Depending on your symptoms, your physician may need samples of blood, urine, or skin for a diagnosis.
Antibiotics are used to treat a staph infection. Depending on how early it is caught and how severe the case is, the type and strength of the drug(s) may vary. Typically, a combination of topical and oral antibiotics may be used. Abscesses may also need to be drained by a physician.
Staph can become life-threatening. In recent years, the overuse of some types of antibiotics has been the cause of mutated forms of the staph bacteria. Known as MRSA (Methicillian-Resistant Staphylococcus aureus), this type of infection is resistant to some forms of antibiotics.

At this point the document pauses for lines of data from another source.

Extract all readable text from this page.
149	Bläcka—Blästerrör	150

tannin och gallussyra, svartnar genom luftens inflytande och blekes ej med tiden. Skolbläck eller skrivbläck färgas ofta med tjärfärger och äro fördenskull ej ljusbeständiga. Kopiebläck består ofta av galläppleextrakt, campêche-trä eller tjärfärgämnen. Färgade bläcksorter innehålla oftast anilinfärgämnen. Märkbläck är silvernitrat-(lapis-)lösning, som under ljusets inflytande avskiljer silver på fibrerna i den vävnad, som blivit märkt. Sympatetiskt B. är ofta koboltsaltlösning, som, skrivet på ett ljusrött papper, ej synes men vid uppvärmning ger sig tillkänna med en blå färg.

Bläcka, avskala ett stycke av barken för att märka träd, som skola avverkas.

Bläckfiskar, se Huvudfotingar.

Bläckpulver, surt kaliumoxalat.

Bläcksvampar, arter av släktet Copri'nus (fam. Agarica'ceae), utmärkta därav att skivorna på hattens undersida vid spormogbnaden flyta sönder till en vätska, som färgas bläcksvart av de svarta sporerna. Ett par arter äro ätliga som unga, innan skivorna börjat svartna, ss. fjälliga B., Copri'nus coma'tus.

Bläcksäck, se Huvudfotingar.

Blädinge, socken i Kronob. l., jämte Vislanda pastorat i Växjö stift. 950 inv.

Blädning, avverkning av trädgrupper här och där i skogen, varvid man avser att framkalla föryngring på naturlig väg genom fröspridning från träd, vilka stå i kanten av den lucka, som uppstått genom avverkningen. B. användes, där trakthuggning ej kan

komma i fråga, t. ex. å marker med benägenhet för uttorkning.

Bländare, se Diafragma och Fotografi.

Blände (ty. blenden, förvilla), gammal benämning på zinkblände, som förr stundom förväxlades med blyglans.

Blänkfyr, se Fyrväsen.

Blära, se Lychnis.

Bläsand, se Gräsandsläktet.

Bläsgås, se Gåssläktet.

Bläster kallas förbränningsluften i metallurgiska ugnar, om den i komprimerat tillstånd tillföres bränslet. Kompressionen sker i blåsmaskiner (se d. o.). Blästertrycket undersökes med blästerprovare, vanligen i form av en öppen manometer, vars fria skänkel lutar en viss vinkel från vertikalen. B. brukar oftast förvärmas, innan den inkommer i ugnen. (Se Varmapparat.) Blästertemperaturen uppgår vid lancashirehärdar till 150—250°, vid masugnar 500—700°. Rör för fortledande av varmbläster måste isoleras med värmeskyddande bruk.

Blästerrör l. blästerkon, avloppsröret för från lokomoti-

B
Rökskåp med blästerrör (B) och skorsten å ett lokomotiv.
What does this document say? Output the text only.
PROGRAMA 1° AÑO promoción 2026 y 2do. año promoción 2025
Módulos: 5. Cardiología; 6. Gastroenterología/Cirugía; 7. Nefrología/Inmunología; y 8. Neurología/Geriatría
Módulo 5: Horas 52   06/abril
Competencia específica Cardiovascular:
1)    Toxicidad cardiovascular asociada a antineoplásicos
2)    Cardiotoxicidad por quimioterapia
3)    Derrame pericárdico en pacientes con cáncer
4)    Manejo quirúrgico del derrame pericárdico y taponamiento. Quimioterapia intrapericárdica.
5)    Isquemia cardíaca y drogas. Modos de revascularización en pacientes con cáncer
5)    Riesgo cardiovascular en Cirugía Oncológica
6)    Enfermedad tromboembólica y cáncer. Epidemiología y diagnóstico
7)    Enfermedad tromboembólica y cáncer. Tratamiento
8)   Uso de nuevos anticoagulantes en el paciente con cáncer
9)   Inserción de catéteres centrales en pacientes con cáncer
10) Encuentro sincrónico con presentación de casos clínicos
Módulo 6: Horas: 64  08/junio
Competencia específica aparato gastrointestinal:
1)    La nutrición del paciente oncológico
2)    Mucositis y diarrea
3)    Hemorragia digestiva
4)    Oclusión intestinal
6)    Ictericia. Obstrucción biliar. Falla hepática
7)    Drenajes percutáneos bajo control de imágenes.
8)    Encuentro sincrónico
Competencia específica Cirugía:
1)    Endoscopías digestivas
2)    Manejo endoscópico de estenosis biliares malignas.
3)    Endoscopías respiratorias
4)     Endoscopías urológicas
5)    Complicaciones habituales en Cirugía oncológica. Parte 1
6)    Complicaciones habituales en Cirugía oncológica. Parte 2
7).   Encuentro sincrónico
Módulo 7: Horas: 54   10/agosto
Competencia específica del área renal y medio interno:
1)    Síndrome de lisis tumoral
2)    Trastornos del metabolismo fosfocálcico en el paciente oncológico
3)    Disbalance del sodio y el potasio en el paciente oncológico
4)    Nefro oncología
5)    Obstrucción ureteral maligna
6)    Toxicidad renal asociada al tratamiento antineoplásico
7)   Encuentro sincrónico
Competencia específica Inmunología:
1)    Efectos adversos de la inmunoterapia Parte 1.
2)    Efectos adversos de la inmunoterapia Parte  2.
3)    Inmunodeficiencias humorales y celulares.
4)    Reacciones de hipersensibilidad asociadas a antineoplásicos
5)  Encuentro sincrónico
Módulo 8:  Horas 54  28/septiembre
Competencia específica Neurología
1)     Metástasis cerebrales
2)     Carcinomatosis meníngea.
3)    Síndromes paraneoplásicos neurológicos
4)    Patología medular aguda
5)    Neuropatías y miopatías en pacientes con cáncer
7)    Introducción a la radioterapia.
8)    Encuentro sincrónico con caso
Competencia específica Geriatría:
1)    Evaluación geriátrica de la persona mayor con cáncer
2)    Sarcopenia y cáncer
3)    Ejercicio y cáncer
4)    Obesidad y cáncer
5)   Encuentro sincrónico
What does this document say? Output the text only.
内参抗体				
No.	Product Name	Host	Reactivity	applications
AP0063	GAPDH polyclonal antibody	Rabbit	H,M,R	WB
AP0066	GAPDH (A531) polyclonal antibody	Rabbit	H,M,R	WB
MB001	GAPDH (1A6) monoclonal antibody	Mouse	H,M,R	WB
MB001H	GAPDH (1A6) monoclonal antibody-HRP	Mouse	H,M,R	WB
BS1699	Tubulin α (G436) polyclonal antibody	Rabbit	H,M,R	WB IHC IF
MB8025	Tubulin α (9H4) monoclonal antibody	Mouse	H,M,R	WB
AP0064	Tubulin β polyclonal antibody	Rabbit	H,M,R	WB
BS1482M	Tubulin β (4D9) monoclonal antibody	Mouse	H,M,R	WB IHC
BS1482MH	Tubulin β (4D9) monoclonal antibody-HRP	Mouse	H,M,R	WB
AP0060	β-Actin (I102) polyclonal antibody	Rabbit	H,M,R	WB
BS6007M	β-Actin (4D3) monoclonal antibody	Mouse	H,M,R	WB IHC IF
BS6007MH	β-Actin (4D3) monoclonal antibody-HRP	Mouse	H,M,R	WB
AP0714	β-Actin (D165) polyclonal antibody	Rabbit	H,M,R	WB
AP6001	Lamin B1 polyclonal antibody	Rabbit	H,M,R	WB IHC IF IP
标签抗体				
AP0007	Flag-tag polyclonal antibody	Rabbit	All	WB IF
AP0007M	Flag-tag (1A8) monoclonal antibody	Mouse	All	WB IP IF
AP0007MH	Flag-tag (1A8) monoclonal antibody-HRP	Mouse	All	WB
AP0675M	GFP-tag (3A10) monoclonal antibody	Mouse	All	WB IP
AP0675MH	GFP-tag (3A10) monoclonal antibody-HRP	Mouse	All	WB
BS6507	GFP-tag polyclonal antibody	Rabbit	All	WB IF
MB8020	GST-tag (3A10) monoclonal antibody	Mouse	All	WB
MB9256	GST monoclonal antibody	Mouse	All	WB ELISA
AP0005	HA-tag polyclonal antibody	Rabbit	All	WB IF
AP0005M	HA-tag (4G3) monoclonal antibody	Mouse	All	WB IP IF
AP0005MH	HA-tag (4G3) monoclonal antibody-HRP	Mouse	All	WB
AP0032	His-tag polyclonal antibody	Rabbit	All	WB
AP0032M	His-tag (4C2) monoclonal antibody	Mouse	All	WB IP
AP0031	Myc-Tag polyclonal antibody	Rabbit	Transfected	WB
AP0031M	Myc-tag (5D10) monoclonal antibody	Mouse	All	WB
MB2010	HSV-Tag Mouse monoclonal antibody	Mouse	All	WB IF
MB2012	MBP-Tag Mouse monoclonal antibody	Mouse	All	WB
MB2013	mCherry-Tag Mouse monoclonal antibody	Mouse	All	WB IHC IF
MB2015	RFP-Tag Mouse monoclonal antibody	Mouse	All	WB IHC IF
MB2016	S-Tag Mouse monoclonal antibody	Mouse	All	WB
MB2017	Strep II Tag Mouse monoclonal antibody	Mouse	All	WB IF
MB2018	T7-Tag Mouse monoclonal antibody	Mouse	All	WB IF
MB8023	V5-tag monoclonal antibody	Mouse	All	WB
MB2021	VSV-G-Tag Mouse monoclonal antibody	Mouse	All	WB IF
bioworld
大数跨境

MRSA has been present in hospitals and health facilities for a number of years, but since has become a type of infection that is spread among the general community. MRSA is more difficult to treat than a typical staph infection, because there are fewer effective forms of antibiotics. Serious cases of MRSA are treated with intravenous antibiotics.
Prevention is Key
In any case, preventing a skin infection is much easier than treating one. If the right precautions are taken in monitoring one’s body and keeping it clean, infections shouldn’t be a cause for worry. For more information on preventing skin infections, check out this guide on Preventing Skin Diseases in Wrestling. Skin infections should never deter you or your child from participating in the great sport of wrestling, especially if you have the right knowledge and preparation.